Piqué, le foot ce n’est pas s’amuser

Pique le foot ce nest pas samuser

Gerard pique Il est arrivé au Camp Nou ce dimanche par hélicoptère en tant que président de la Kings League. Là, 92 522 personnes ont attendu pour voir la finale de la ligue de football à 7 fondée par l’ancien joueur du Barça avec le streamer Plaines d’Ibai.

La finale de la Kings League, qui n’est pas diffusée à la télévision grand public, a été suivie par plus de deux millions de personnes sur YouTube et Twitch. Les journaux se sont fait l’écho de ces chiffres avec un certain étonnement, un véritable jalon qui en seulement quatre mois de vie a déjà réalisé bien plus d’audience que la grande majorité des matches de LaLiga.

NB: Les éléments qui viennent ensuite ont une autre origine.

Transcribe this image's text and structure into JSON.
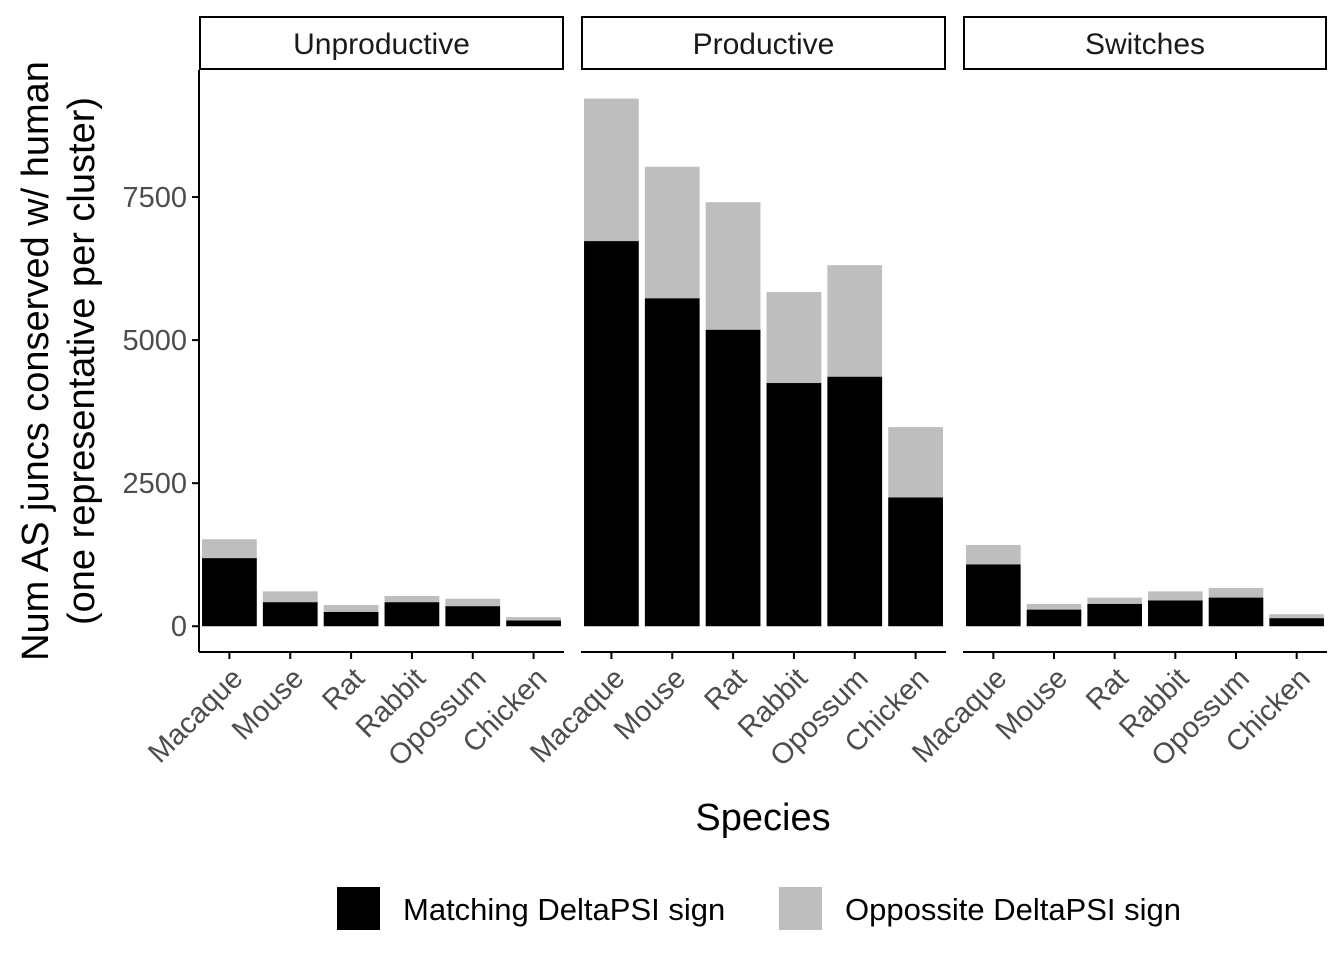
{
  "chart_data": {
    "type": "bar",
    "stacked": true,
    "facet_labels": [
      "Unproductive",
      "Productive",
      "Switches"
    ],
    "categories": [
      "Macaque",
      "Mouse",
      "Rat",
      "Rabbit",
      "Opossum",
      "Chicken"
    ],
    "xlabel": "Species",
    "ylabel_lines": [
      "Num AS juncs conserved w/ human",
      "(one representative per cluster)"
    ],
    "y_ticks": [
      0,
      2500,
      5000,
      7500
    ],
    "y_tick_labels": [
      "0",
      "2500",
      "5000",
      "7500"
    ],
    "ylim": [
      -450,
      9720
    ],
    "legend_position": "bottom",
    "grid": false,
    "colors": {
      "matching": "#000000",
      "opposite": "#bebebe",
      "axis": "#000000",
      "tick_text": "#4d4d4d"
    },
    "series": [
      {
        "name": "Matching DeltaPSI sign",
        "color": "#000000"
      },
      {
        "name": "Oppossite DeltaPSI sign",
        "color": "#bebebe"
      }
    ],
    "facets": [
      {
        "name": "Unproductive",
        "matching": [
          1190,
          420,
          250,
          420,
          350,
          100
        ],
        "total": [
          1520,
          610,
          370,
          530,
          480,
          160
        ]
      },
      {
        "name": "Productive",
        "matching": [
          6730,
          5730,
          5180,
          4250,
          4360,
          2250
        ],
        "total": [
          9220,
          8030,
          7410,
          5840,
          6310,
          3480
        ]
      },
      {
        "name": "Switches",
        "matching": [
          1080,
          290,
          390,
          450,
          500,
          140
        ],
        "total": [
          1420,
          390,
          500,
          610,
          670,
          210
        ]
      }
    ]
  }
}
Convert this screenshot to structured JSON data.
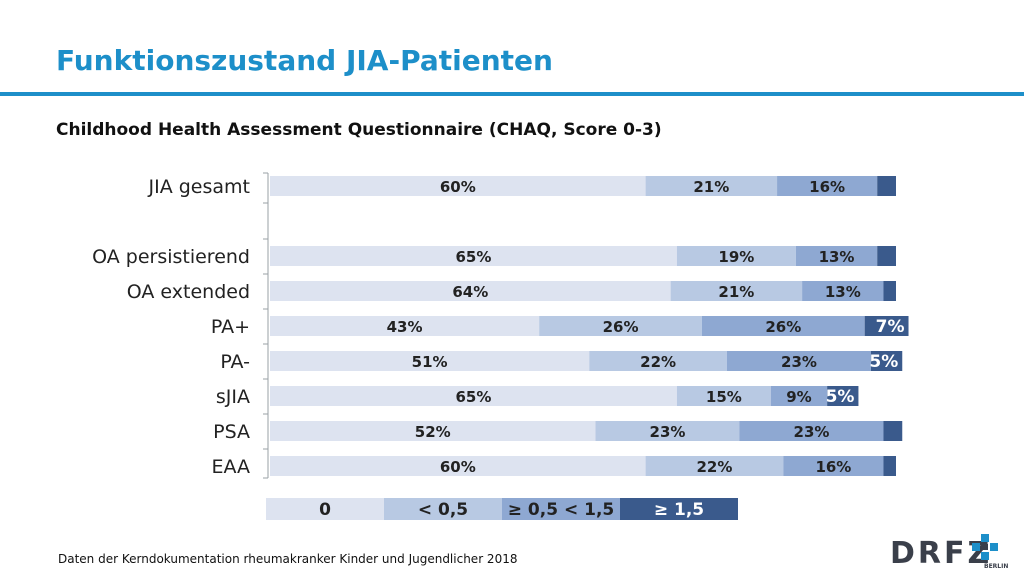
{
  "title": "Funktionszustand JIA-Patienten",
  "subtitle": "Childhood Health Assessment Questionnaire (CHAQ, Score 0-3)",
  "footnote": "Daten der Kerndokumentation rheumakranker Kinder und Jugendlicher 2018",
  "logo": {
    "text": "DRFZ",
    "sub": "BERLIN"
  },
  "colors": {
    "accent": "#1d8fc9",
    "c0": "#dde3f0",
    "c1": "#b8c9e3",
    "c2": "#8ea8d2",
    "c3": "#3a5a8c"
  },
  "chart_data": {
    "type": "bar",
    "orientation": "horizontal",
    "stacked": true,
    "percent": true,
    "categories": [
      "JIA gesamt",
      "OA persistierend",
      "OA extended",
      "PA+",
      "PA-",
      "sJIA",
      "PSA",
      "EAA"
    ],
    "series": [
      {
        "name": "0",
        "values": [
          60,
          65,
          64,
          43,
          51,
          65,
          52,
          60
        ]
      },
      {
        "name": "< 0,5",
        "values": [
          21,
          19,
          21,
          26,
          22,
          15,
          23,
          22
        ]
      },
      {
        "name": "≥ 0,5 < 1,5",
        "values": [
          16,
          13,
          13,
          26,
          23,
          9,
          23,
          16
        ]
      },
      {
        "name": "≥ 1,5",
        "values": [
          3,
          3,
          2,
          7,
          5,
          5,
          3,
          2
        ]
      }
    ],
    "labels": [
      [
        "60%",
        "21%",
        "16%",
        ""
      ],
      [
        "65%",
        "19%",
        "13%",
        ""
      ],
      [
        "64%",
        "21%",
        "13%",
        ""
      ],
      [
        "43%",
        "26%",
        "26%",
        "7%"
      ],
      [
        "51%",
        "22%",
        "23%",
        "5%"
      ],
      [
        "65%",
        "15%",
        "9%",
        "5%"
      ],
      [
        "52%",
        "23%",
        "23%",
        ""
      ],
      [
        "60%",
        "22%",
        "16%",
        ""
      ]
    ],
    "xlim": [
      0,
      100
    ],
    "legend": {
      "position": "bottom"
    }
  }
}
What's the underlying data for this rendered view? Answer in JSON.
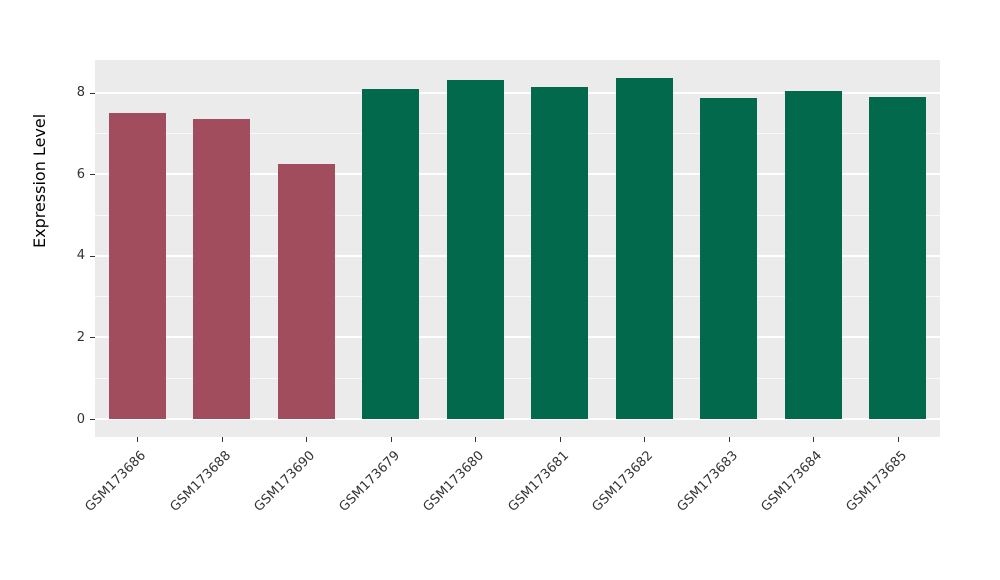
{
  "chart_data": {
    "type": "bar",
    "title": "",
    "xlabel": "",
    "ylabel": "Expression Level",
    "categories": [
      "GSM173686",
      "GSM173688",
      "GSM173690",
      "GSM173679",
      "GSM173680",
      "GSM173681",
      "GSM173682",
      "GSM173683",
      "GSM173684",
      "GSM173685"
    ],
    "values": [
      7.5,
      7.35,
      6.25,
      8.1,
      8.3,
      8.15,
      8.35,
      7.88,
      8.03,
      7.9
    ],
    "bar_colors": [
      "#A14D5D",
      "#A14D5D",
      "#A14D5D",
      "#03694C",
      "#03694C",
      "#03694C",
      "#03694C",
      "#03694C",
      "#03694C",
      "#03694C"
    ],
    "group_colors": {
      "group1": "#A14D5D",
      "group2": "#03694C"
    },
    "ylim": [
      -0.44,
      8.8
    ],
    "yticks": [
      0,
      2,
      4,
      6,
      8
    ],
    "yticks_minor": [
      1,
      3,
      5,
      7
    ],
    "grid": true,
    "legend": "none",
    "panel_background": "#EBEBEB",
    "grid_color": "#FFFFFF",
    "tick_color": "#333333"
  }
}
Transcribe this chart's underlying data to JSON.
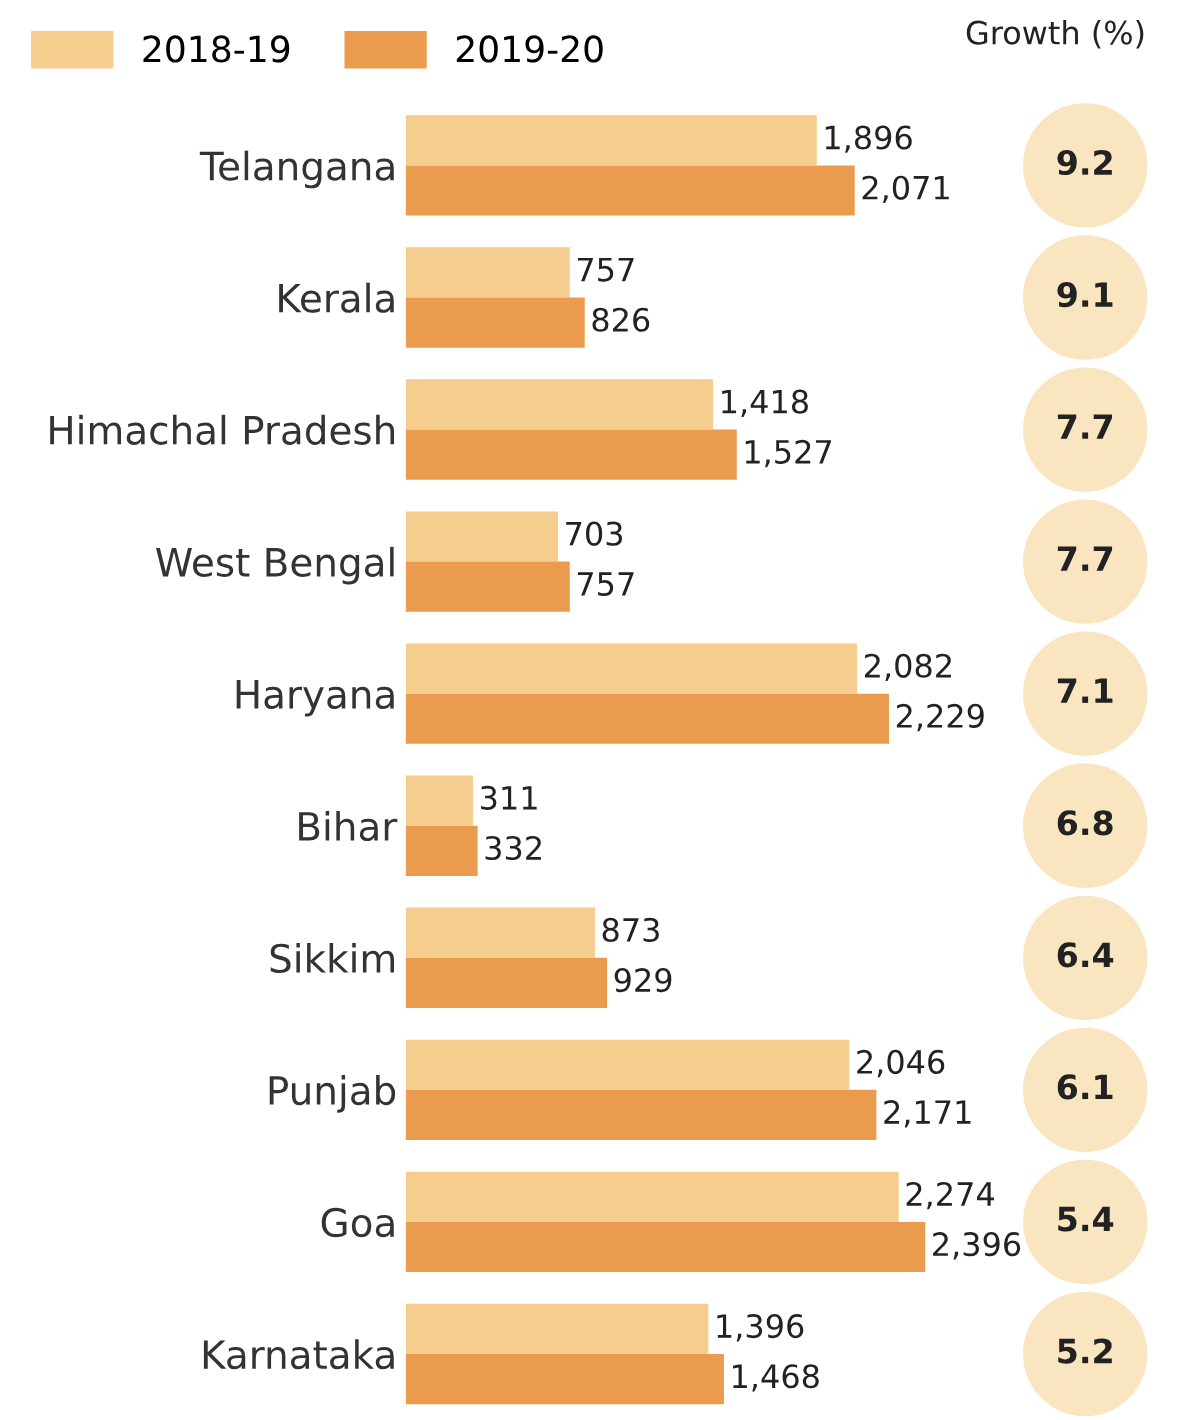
{
  "chart_data": [
    {
      "type": "bar",
      "orientation": "horizontal",
      "categories": [
        "Telangana",
        "Kerala",
        "Himachal Pradesh",
        "West Bengal",
        "Haryana",
        "Bihar",
        "Sikkim",
        "Punjab",
        "Goa",
        "Karnataka"
      ],
      "series": [
        {
          "name": "2018-19",
          "color": "#f5cd8f",
          "values": [
            1896,
            757,
            1418,
            703,
            2082,
            311,
            873,
            2046,
            2274,
            1396
          ],
          "value_labels": [
            "1,896",
            "757",
            "1,418",
            "703",
            "2,082",
            "311",
            "873",
            "2,046",
            "2,274",
            "1,396"
          ]
        },
        {
          "name": "2019-20",
          "color": "#eb9b4e",
          "values": [
            2071,
            826,
            1527,
            757,
            2229,
            332,
            929,
            2171,
            2396,
            1468
          ],
          "value_labels": [
            "2,071",
            "826",
            "1,527",
            "757",
            "2,229",
            "332",
            "929",
            "2,171",
            "2,396",
            "1,468"
          ]
        }
      ],
      "legend": "top left",
      "grid": false
    },
    {
      "type": "other",
      "title": "Growth (%)",
      "categories": [
        null,
        null,
        null,
        null,
        null,
        null,
        null,
        null,
        null,
        null
      ],
      "values": [
        9.2,
        9.1,
        7.7,
        7.7,
        7.1,
        6.8,
        6.4,
        6.1,
        5.4,
        5.2
      ],
      "color": "#f9e5bf",
      "data_labels": true
    }
  ]
}
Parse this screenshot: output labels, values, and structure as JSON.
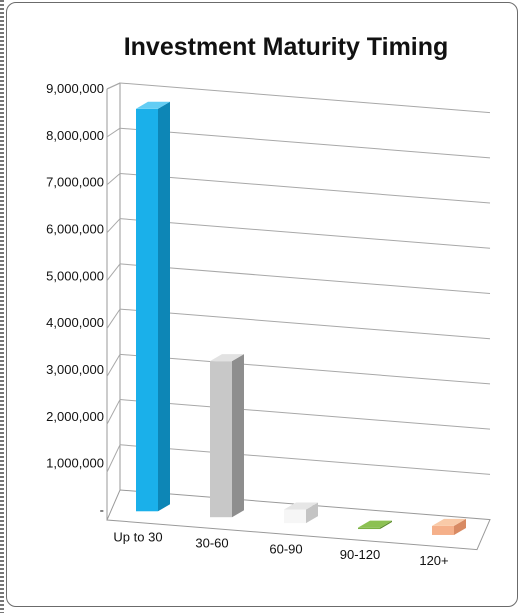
{
  "chart_data": {
    "type": "bar",
    "title": "Investment Maturity Timing",
    "categories": [
      "Up to 30",
      "30-60",
      "60-90",
      "90-120",
      "120+"
    ],
    "values": [
      8900000,
      3450000,
      300000,
      30000,
      200000
    ],
    "ylim": [
      0,
      9000000
    ],
    "yticks": [
      "-",
      "1,000,000",
      "2,000,000",
      "3,000,000",
      "4,000,000",
      "5,000,000",
      "6,000,000",
      "7,000,000",
      "8,000,000",
      "9,000,000"
    ],
    "xlabel": "",
    "ylabel": "",
    "grid": true,
    "legend": "none",
    "three_d": true,
    "colors": {
      "Up to 30": [
        "#1ab0ea",
        "#0d86b6",
        "#63cdf4"
      ],
      "30-60": [
        "#c8c8c8",
        "#8e8e8e",
        "#e2e2e2"
      ],
      "60-90": [
        "#f6f6f6",
        "#c4c4c4",
        "#e6e6e6"
      ],
      "90-120": [
        "#7ab043",
        "#5a8a2c",
        "#8cc152"
      ],
      "120+": [
        "#f5b08a",
        "#d88a63",
        "#f9caa8"
      ]
    }
  }
}
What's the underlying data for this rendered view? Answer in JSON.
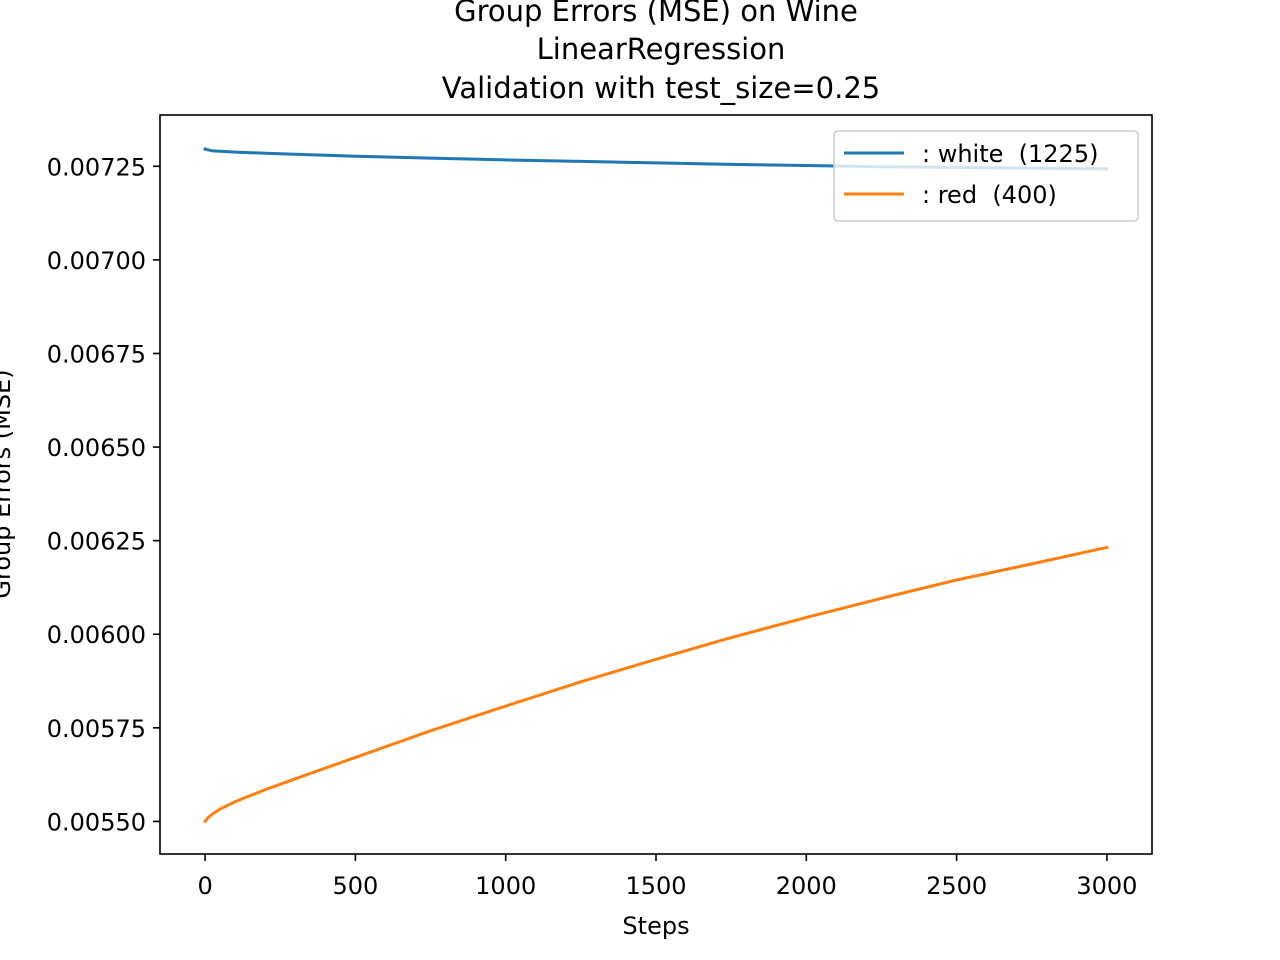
{
  "chart_data": {
    "type": "line",
    "title_lines": [
      "Group Errors (MSE) on Wine",
      "LinearRegression",
      "Validation with test_size=0.25"
    ],
    "xlabel": "Steps",
    "ylabel": "Group Errors (MSE)",
    "xlim": [
      -150,
      3150
    ],
    "ylim": [
      0.005413,
      0.007387
    ],
    "xticks": [
      0,
      500,
      1000,
      1500,
      2000,
      2500,
      3000
    ],
    "xtick_labels": [
      "0",
      "500",
      "1000",
      "1500",
      "2000",
      "2500",
      "3000"
    ],
    "yticks": [
      0.0055,
      0.00575,
      0.006,
      0.00625,
      0.0065,
      0.00675,
      0.007,
      0.00725
    ],
    "ytick_labels": [
      "0.00550",
      "0.00575",
      "0.00600",
      "0.00625",
      "0.00650",
      "0.00675",
      "0.00700",
      "0.00725"
    ],
    "grid": false,
    "legend_position": "top-right",
    "series": [
      {
        "name": ": white  (1225)",
        "color": "#1f77b4",
        "x": [
          0,
          25,
          50,
          100,
          200,
          300,
          500,
          750,
          1000,
          1250,
          1500,
          1750,
          2000,
          2250,
          2500,
          2750,
          3000
        ],
        "y": [
          0.007296,
          0.007291,
          0.00729,
          0.007288,
          0.007285,
          0.007282,
          0.007277,
          0.007272,
          0.007267,
          0.007263,
          0.007259,
          0.007255,
          0.007252,
          0.007249,
          0.007247,
          0.007245,
          0.007243
        ]
      },
      {
        "name": ": red  (400)",
        "color": "#ff7f0e",
        "x": [
          0,
          10,
          25,
          50,
          100,
          200,
          300,
          500,
          750,
          1000,
          1250,
          1500,
          1750,
          2000,
          2250,
          2500,
          2750,
          3000
        ],
        "y": [
          0.0055,
          0.00551,
          0.00552,
          0.005533,
          0.005553,
          0.005585,
          0.005614,
          0.005671,
          0.005742,
          0.005808,
          0.005873,
          0.005933,
          0.005991,
          0.006045,
          0.006096,
          0.006145,
          0.006188,
          0.006232
        ]
      }
    ]
  }
}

Ibai Llanos et Gerard Piqué, ce dimanche au Camp Nou lors de la F4 de la Kings League. ligue des rois

Pour faire comprendre aux carcas le phénomène, les passionnés de cet hybride entre « divertissement et foot » expliquent que les nouvelles générations ont de plus en plus de mal à renouer avec le foot traditionnel. La Kings League cherche à « rendre le produit plus attractif » pour les jeunes natifs du streaming et de l’offre inépuisable de loisirs.

Dans la compétition Piqué et Ibai, le calendrier des matchs est réduit au minimum, des changements surprenants sont introduits chaque jour et les matchs sont plus courts. Donc, le public du temps de l’attention détournée ne se désintéresse pas.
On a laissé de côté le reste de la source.